Это воспринимается как анекдот в щедринской манере… да и то подобное возможно было только в павловские времена («Поручик Киже») или в губернском весьма отдаленном месте. Но это факт. Рассказал об этом Александров. Но тут же вступил Блатов: «Вы, говорит, Андрей Михайлович, при этом не присутствовали. А я там был сам, — и на просмотре фильма, и при вручении звезды. Ведь он (Л. И.) действительно решил, что Тихонов и есть настоящий Штирлиц».
О работе над Программой. Говорит Брутенц.
«Ну, почистили, сократили, выпрямили, избавились от повторов. Но тебе я могу сказать: никакая это не Программа. Это скорее материал для отчетного доклада, который мог быть произнесен и на XXIV съезде, и на XXVI, и на XXVII. Это политическая декларация о том, как мы будем себя вести. Серьезного же анализа ситуации и на его основе прогнозов и перспектив там нет. Программа 1961 года была в этом смысле более «программной», хотя и ошибочной».
Я говорю: как же так? Вам даны довольно большие полномочия.
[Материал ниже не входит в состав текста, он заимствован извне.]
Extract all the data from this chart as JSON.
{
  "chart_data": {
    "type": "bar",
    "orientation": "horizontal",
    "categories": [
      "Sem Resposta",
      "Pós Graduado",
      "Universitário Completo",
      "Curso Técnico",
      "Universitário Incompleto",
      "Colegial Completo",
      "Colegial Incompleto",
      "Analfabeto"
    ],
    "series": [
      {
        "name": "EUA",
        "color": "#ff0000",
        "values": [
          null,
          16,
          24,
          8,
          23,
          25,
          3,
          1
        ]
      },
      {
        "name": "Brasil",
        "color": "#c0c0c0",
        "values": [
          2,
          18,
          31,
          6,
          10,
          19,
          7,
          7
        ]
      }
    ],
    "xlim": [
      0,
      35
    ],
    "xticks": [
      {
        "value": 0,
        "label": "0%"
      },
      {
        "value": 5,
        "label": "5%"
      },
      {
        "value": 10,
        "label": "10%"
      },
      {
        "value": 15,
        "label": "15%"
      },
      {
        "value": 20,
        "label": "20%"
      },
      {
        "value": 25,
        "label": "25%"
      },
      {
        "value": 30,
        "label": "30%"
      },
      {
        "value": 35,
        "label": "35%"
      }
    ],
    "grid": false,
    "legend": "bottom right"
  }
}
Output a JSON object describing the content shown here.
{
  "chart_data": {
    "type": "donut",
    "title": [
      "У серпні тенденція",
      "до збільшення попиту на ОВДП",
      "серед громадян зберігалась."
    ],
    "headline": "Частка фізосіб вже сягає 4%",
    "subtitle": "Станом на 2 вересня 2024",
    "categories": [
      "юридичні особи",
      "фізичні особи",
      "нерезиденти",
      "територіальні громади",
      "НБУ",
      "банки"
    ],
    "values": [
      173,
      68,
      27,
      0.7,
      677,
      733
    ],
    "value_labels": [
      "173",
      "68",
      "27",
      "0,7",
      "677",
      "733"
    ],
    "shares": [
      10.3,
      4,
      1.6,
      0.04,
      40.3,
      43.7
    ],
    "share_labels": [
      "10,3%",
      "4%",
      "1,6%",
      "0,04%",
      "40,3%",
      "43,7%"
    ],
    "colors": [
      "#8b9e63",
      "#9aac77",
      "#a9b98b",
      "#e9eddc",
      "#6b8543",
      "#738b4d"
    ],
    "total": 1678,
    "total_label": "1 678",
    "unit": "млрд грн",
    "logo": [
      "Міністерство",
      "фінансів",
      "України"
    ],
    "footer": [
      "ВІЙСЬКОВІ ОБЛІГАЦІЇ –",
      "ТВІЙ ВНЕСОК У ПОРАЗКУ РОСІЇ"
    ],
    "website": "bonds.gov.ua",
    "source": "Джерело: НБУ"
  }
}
В вашем распоряжении много очень серьезных и, действительно, научных книг и статей, написанных настоящими учеными, чувствующими свою ответственность. Достаточно почитать журнал ИМЭМО и даже «Коммунист», не говоря о «Рабочем классе и современном мире» или ПМС. Почему бы вам не сделать проект, по «гамбургскому счету?»
— Да ну, что ты говоришь, — возражает Карэн, — по отдельным разделам действительно есть серьезные научные анализы. Но чтоб собрать все это в одну общую картину, нужен политический полет мысли и нужна политическая воля. Мы же, рабочая группа, не можем рассчитывать ни на то, ни на другое. У наших «читателей», там наверху, нет ни того, ни другого. И получать по ушам никому не хочется, быть прогнанным с клеймом, что не справились с ответственным партийным поручением. И так считаем завоеванием, что сказали о «резервах капитализма», о том, что на Западе высокий уровень жизни, о том, что социализм может оказываться в кризисной ситуации и что ему свойственны противоречия.
— Боже мой, — возражаю я. — Да об этом можно сейчас прочитать даже в газете «Правда».
— В газете, да. Там на это наши «первые читатели» не обращают внимания: вернее их внимания на это не обращают. А здесь — обратят. Симптомы мы уже получили. Когда прочел Рахманин (хотя он и в рабочей группе, но так как он писать не умеет, на даче он не сидит, а ему посылают изготовленное), так вот, когда он прочел, он упрашивал вычеркнуть «все это».
Потом заходил ко мне Загладин. Ласково-отчужденно смотрел на меня. Я сообщил ему несколько неотложных дел по службе. Попросил от имени Б. Н. прочитать проект его доклада для секретарей ЦК соцстран. Помолчали. Чтоб как-то продолжить разговор, спросил о Программе… «Все хорошо, мы дружно поработали, сократили, учли замечания, в том числе твои. Теперь уже прилично получается. Не знаю, как на этот раз воспримет Пономарев».